Fitness app upace gears up for the sales cycle ahead

For founder Rachel Koretsky, 23, working with universities is a marathon, not a sprint.

The upace app in action. (Courtesy photo)

“It’s kind of like a big puzzle,” upace founder Rachel Koretsky, 23, says of being a young entrepreneur in general and of dealing with university bureaucracy specifically.
Sure, upace is a fitness app, but it’s not yet another workout tracker.
Rather, upace is two-sided portal for university fitness centers and the students that use them — a downloadable mobile app for students that allows them to see the gym’s schedule and book classes or time on cardio machines, and a customizable web app where the fitness centers can organize all this information.
After its wider launch this past august (a pilot version was tested February through May at Koretsky’s alma mater, American University), upace is currently being used by three college campuses. The most recent client, this month, is Rutgers University.

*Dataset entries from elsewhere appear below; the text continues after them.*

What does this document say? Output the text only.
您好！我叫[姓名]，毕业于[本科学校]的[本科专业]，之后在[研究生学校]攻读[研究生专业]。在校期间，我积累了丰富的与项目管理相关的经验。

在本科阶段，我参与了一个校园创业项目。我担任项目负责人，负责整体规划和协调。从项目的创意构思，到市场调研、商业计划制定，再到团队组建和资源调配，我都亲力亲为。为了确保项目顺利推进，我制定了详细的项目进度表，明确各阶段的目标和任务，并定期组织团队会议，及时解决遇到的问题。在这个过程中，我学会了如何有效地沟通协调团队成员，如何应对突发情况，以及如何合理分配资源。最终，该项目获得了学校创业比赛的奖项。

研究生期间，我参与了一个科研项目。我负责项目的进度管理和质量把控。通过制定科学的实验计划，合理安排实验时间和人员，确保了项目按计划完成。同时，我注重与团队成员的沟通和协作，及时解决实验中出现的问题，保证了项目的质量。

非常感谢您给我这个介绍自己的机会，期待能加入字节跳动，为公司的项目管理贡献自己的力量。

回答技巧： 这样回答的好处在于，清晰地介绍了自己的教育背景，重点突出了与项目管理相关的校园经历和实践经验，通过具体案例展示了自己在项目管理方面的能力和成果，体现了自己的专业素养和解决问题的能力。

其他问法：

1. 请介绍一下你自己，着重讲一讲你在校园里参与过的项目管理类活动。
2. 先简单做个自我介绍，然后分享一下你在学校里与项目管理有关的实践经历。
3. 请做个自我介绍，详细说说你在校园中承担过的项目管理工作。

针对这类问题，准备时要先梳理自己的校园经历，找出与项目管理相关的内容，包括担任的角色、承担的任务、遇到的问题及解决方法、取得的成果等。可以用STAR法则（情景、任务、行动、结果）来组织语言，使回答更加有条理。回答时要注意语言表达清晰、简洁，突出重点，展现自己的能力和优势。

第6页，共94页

We're busy ramping up for August 2016.

Currently based out of the American University incubator, upace targets new clients through some mixture of cold calling, student outreach (they have brand ambassadors on college campuses) and word-of-mouth opportunities such as conferences. New clients must sign a one-year contract with upace.
“Expanding is the No. 1 goal we’re working on currently,” Koretsky said. To this end, she admits that the long sales cycle is one of the biggest challenges that upace is facing. While for many the school year has just started, universities are already working out budgets for academic year 2016-2017. “We’re busy ramping up for August 2016,” Koretsky says, the date upace hopes to launch on another round of campuses.
Other goals for Koretsky and her team include considering whether to expand to non-university gyms, and what additional data reporting capabilities a future upace might offer university fitness centers.
“There are always a lot of moving parts,” Koretsky admits. But luckily the recent graduate with a degree in business administration, a minor communications and a certificate in leadership is passionate about this particular puzzle.
“I love getting up in the morning and being able to work on this project,” she said.